Democrata sepulta principal promessa de Biden

O senador democrata Joe Manchin disse no domingo (19) que não pode apoiar o projeto de lei social e ambiental Build Back Better de mais de US$ 2 trilhões de seu partido, desferindo um golpe fatal na principal iniciativa doméstica do presidente Joe Biden que se encaminha para um ano eleitoral com grandes chances de perder o controle da Câmara e Senado.

Manchin disse no “Fox News Sunday” que sempre deixou claro que tinha reservas sobre o projeto de lei e que agora, após cinco meses e meio de discussões e negociações, “não posso votar para continuar com esta peça de legislação.”

Com a definição do senador, a principal promessa de campanha Joe Biden é sepultada uma vez que o Senado está igualmente dividido entre Democratas e Republicanos (50-50).

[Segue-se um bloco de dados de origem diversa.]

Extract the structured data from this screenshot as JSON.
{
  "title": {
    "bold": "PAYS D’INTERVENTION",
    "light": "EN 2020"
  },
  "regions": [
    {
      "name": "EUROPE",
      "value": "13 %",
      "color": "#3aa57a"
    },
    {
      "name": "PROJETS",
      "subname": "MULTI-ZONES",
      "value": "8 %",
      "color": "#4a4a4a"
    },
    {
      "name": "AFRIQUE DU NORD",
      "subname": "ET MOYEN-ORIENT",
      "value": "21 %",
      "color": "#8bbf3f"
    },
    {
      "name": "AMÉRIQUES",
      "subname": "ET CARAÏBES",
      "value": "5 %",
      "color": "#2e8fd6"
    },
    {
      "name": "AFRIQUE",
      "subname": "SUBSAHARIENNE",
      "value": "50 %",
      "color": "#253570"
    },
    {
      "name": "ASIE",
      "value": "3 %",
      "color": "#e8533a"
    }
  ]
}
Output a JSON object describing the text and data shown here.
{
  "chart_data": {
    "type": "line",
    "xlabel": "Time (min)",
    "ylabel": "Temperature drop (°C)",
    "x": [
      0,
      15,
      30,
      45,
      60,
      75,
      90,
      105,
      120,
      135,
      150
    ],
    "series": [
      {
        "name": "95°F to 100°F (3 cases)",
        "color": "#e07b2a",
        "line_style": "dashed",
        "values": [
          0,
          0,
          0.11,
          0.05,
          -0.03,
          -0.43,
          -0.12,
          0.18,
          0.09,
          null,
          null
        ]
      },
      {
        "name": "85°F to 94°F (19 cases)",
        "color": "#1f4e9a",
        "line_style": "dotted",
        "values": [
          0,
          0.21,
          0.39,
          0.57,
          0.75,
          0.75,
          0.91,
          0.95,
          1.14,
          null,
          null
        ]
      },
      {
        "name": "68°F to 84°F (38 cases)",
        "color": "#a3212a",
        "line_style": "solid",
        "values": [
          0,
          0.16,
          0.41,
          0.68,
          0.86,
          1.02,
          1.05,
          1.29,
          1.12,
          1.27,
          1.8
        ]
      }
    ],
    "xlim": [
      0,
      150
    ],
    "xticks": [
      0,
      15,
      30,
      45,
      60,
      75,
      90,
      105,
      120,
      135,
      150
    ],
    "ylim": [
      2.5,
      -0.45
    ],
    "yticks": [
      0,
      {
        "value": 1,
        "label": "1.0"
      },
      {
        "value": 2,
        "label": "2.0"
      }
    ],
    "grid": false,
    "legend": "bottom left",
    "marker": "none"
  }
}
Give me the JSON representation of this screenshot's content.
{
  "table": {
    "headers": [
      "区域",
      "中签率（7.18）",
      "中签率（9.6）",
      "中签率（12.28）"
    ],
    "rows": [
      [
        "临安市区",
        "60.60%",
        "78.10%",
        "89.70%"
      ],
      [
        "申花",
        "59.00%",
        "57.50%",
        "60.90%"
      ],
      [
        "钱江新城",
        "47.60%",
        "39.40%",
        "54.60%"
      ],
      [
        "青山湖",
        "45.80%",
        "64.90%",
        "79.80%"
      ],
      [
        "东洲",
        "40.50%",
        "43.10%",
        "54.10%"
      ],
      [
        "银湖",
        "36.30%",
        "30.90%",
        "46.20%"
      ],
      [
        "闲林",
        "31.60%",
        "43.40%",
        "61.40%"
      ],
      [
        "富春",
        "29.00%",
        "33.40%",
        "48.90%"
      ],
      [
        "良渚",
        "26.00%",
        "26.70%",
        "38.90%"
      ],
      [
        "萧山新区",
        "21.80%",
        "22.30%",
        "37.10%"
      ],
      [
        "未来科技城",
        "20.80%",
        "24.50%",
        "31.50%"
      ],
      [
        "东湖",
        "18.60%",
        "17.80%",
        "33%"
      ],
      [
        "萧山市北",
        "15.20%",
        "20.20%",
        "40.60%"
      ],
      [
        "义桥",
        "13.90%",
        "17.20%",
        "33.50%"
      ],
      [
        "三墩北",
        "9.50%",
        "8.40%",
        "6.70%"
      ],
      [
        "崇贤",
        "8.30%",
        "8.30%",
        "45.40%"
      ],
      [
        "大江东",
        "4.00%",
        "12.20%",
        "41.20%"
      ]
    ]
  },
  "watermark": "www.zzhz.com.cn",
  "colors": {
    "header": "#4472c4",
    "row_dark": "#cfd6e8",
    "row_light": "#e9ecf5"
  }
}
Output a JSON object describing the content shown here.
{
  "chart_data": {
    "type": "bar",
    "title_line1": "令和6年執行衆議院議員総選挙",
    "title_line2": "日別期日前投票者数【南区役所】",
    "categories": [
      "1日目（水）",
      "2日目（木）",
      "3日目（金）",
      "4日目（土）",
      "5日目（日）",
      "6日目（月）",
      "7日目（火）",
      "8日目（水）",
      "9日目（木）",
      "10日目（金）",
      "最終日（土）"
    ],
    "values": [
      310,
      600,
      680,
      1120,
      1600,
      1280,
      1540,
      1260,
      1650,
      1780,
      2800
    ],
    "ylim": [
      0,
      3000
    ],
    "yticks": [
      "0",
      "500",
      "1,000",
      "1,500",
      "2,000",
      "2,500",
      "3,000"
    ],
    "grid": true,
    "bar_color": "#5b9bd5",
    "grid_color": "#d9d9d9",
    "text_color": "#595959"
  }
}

Mesmo com um voto da vice-presidente Kamala Harris mas sem o voto de Manchin, o máximo que é possível conquistar é um empate.

Em resposta, a secretária de imprensa da Casa Branca Jen Psaki chamou a declaração de Manchin “uma reversão repentina e inexplicável em sua posição” e “uma violação de seus compromissos” com Biden e os democratas do Congresso.

“Continuaremos a pressioná-lo para ver se ele reverterá sua posição mais uma vez, para honrar seus compromissos anteriores e ser fiel à sua palavra”, disse Psaki.

O senador Bernie Sanders, I-(Vermont), criticou Manchin por retirar seu apoio e pediu aos líderes democratas que levassem o projeto ao plenário e obrigassem Manchin a se opor a ele.

“Se ele não tiver a coragem de fazer a coisa certa pelas famílias trabalhadoras de West Virgínia e da América, que vote não na frente do mundo inteiro”, disse Sanders ao “Estado da União” da CNN.

US$ 2 trilhões -> US$ 5 trilhões

Um relatório do apartidário Congressional Budget Office (CBO) no início deste mês disse que se muitos dos aumentos temporários de gastos e cortes de impostos do projeto se tornassem permanentes, isso acrescentaria US$ 3 trilhões ao valor final do Build Back Better. Isso mais do que dobraria seu custo de 10 anos para cerca de US$ 5 trilhões, desmentindo a narrativa oficial da Casa Branca de que o projeto não acrescentaria um centavo na dívida interna.